Per Capita Income Higher in Right To Work States

Cost of Living-Adjusted, After-Tax Income Per Capita More Than $2,400 Higher in Right to Work States Than in Forced-Unionism States

Heidi Shierholz and her fellow staffers for the Big Labor-funded Economic Policy Institute routinely “under-compensate for the effect of living costs” when comparing wages in Right to Work states and forced-unionism states. Image: C-SPAN

An ever-growing mountain of scholarly research and countless Americans’ personal experience confirm that nominal income per capita, unadjusted for regional differences in cost of living, is quite misleading as a measure of living standards within a state.

Last spring, Dr. Andrew Hanson, an associate professor at Marquette University, and fellow economist Zackary Hawley, an assistant professor at Texas Christian University, highlighted this point in an op-ed calling for reform of the federal Earned Income Tax Credit. (See the link below for more information.)

Hanson and Hawley cited data showing the cost of feeding a family in Boston, Mass., is 53% higher than it is in Jackson, Tenn. Overall, a dollar in Harlingen, Texas, is worth nearly 2.7 times as much as a dollar in New York City, they reported.

Union officials and other opponents of Right to Work laws know as well as anyone else that compulsory-unionism states like Massachusetts, New York, California, and New Jersey are far more expensive than the national average. However, Big Labor frequently tries to pretend out of existence regional disparities in the cost of living when it is attacking Right to Work laws.

Moreover, even when forced-unionism apologists, such as the staffers of the union boss-backed Economic Policy Institute, issue analyses that claim to adjust for purchasing power, they routinely “under-compensate for the effect of living costs on wages,” as a 2015 Heritage Foundation paper demonstrated.

The fact is, nonpartisan analysts such as the Missouri Economic Research and Information Center (MERIC), a state government agency, consistently find that compulsory-unionism states as a group have a substantially higher cost of living than do Right to Work states as a group.

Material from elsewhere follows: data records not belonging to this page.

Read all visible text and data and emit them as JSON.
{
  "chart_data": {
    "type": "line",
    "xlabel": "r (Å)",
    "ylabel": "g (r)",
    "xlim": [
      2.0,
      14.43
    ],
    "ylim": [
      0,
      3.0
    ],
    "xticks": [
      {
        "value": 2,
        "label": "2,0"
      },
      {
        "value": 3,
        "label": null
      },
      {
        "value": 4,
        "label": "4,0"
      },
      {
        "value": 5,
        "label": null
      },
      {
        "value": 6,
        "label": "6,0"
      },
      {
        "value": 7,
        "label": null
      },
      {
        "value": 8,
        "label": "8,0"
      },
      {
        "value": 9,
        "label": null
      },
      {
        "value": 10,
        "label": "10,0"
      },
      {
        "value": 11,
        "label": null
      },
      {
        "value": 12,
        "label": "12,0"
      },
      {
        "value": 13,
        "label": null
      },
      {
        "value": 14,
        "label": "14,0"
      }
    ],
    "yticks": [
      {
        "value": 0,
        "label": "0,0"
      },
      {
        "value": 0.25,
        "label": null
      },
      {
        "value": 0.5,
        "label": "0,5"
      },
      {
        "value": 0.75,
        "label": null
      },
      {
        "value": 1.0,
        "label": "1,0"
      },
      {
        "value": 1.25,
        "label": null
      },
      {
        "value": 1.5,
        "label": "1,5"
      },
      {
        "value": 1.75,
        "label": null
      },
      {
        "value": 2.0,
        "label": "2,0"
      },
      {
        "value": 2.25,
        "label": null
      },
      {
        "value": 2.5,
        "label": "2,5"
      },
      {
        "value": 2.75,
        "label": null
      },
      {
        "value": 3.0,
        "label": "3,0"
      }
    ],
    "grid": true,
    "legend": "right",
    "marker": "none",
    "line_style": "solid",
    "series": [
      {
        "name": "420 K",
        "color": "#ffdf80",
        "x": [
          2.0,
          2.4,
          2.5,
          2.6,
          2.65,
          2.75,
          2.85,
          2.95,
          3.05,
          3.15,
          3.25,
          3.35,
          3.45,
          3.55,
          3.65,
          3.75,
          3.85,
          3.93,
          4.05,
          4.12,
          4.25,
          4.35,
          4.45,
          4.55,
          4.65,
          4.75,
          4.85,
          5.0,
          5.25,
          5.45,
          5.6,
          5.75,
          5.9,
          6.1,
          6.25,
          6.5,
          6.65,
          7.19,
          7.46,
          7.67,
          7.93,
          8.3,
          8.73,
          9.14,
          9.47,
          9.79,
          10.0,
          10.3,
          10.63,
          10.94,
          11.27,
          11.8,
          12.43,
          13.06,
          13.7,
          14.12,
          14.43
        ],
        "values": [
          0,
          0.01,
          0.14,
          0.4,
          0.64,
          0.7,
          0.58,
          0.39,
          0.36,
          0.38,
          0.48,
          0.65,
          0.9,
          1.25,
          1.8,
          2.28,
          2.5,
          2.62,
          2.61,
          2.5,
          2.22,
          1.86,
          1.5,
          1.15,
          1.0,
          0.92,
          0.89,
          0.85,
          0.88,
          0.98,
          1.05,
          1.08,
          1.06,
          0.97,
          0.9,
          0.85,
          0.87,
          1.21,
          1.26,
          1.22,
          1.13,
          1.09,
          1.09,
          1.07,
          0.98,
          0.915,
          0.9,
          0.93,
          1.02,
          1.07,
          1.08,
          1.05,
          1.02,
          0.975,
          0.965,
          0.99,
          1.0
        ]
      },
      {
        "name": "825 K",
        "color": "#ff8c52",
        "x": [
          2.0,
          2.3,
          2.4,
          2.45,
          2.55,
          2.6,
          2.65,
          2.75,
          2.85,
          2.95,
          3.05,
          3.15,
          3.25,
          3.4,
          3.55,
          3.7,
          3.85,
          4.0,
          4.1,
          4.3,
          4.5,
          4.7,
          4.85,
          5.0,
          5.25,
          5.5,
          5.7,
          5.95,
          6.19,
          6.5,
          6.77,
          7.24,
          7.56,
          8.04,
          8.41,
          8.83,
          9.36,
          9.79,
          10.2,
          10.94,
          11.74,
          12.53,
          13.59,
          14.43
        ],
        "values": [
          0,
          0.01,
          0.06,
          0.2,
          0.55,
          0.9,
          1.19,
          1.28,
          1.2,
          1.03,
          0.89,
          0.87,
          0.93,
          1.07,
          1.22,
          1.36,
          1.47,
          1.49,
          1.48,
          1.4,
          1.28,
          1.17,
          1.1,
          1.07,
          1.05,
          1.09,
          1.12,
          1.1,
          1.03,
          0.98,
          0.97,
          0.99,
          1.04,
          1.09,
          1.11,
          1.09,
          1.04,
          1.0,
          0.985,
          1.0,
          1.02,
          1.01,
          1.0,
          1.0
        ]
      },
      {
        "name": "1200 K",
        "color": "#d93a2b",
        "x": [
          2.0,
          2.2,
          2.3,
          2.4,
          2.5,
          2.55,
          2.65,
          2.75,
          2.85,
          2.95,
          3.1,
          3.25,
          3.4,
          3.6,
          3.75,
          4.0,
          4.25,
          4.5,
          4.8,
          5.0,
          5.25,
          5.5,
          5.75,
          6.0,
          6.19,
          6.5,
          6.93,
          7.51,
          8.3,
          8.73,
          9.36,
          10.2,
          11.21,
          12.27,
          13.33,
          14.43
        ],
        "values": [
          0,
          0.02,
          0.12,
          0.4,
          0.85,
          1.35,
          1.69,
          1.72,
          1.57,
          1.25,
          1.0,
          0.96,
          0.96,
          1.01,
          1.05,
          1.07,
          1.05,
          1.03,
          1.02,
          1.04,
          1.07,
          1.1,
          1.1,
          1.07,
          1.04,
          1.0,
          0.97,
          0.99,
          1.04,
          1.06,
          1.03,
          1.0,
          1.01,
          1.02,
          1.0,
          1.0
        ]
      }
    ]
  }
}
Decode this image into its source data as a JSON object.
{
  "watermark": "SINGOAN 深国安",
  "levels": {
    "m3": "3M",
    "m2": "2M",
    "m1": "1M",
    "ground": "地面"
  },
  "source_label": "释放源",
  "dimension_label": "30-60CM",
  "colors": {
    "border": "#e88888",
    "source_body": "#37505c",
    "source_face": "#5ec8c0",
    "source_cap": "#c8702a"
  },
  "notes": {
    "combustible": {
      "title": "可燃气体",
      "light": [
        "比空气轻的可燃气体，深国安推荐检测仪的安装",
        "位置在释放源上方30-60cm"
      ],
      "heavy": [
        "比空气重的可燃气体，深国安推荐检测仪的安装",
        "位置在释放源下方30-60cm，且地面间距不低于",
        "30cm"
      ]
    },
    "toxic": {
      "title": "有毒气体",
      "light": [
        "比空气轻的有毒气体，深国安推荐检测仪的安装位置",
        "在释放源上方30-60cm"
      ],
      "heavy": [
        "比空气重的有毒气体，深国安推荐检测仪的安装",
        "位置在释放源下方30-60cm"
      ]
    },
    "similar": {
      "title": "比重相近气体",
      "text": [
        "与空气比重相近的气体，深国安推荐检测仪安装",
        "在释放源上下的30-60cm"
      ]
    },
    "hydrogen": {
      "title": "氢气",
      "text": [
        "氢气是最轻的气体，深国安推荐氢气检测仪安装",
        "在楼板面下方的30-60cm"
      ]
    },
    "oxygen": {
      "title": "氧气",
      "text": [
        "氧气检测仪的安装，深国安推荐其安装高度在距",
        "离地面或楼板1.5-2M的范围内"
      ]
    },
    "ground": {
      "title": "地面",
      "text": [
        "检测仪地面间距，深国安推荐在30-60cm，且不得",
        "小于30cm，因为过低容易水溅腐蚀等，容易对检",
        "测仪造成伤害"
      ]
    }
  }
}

In 2016, 26 states had Right to Work laws protecting employees from federal labor-law provisions authorizing forced union dues; 24 states did not. The 27th and 28th Right to Work laws, in Kentucky and Missouri, respectively, were not adopted until this year, so they are counted as forced-unionism states for the purpose of analyzing 2016 cost-of-living data.

Last year, according to MERIC, the 26 Right to Work states combined had a population-weighted cost-of-living index of 93.5, or 6.5% below the national average. The forced-unionism states combined had a population-weighted cost of living of 117.4, or 17.4% above the national average. (MERIC itself does not weight states based on population size in calculating its indices. For that reason, the national average for population-weighted states does not equal 100.)

This spring, the Institute adjusted 2016 disposable income in the 50 states as reported by the BEA for cost of living by using MERIC’s annual cost-of-living indices for 2016.

The Institute found that the average cost of living-adjusted disposable income per capita in Right to Work states last year was $42,814, more than $2400 higher than the forced-unionism average.

Seven of the eight highest-ranking states for real disposable income per capita have Right to Work laws. Meanwhile, six of the eight bottom-ranking states lack Right to Work laws.

Adjust the EITC for Cost of Living


Early this week, NILRR began a series of blog posts dedicated to taking a closer look at the data presented in the latest edition of “Right to Work States Benefit from Faster Growth, Higher Real Purchasing Power,” an Institute fact sheet published on April 27.

The first post in the series focused on total private-sector employment growth as measured by the U.S. Commerce Department’s Bureau of Economic Analysis (BEA). The second considered another key gauge of job growth, civilian noninstitutional employment as reported by the U.S. Labor Department’s Bureau of Labor Statistics.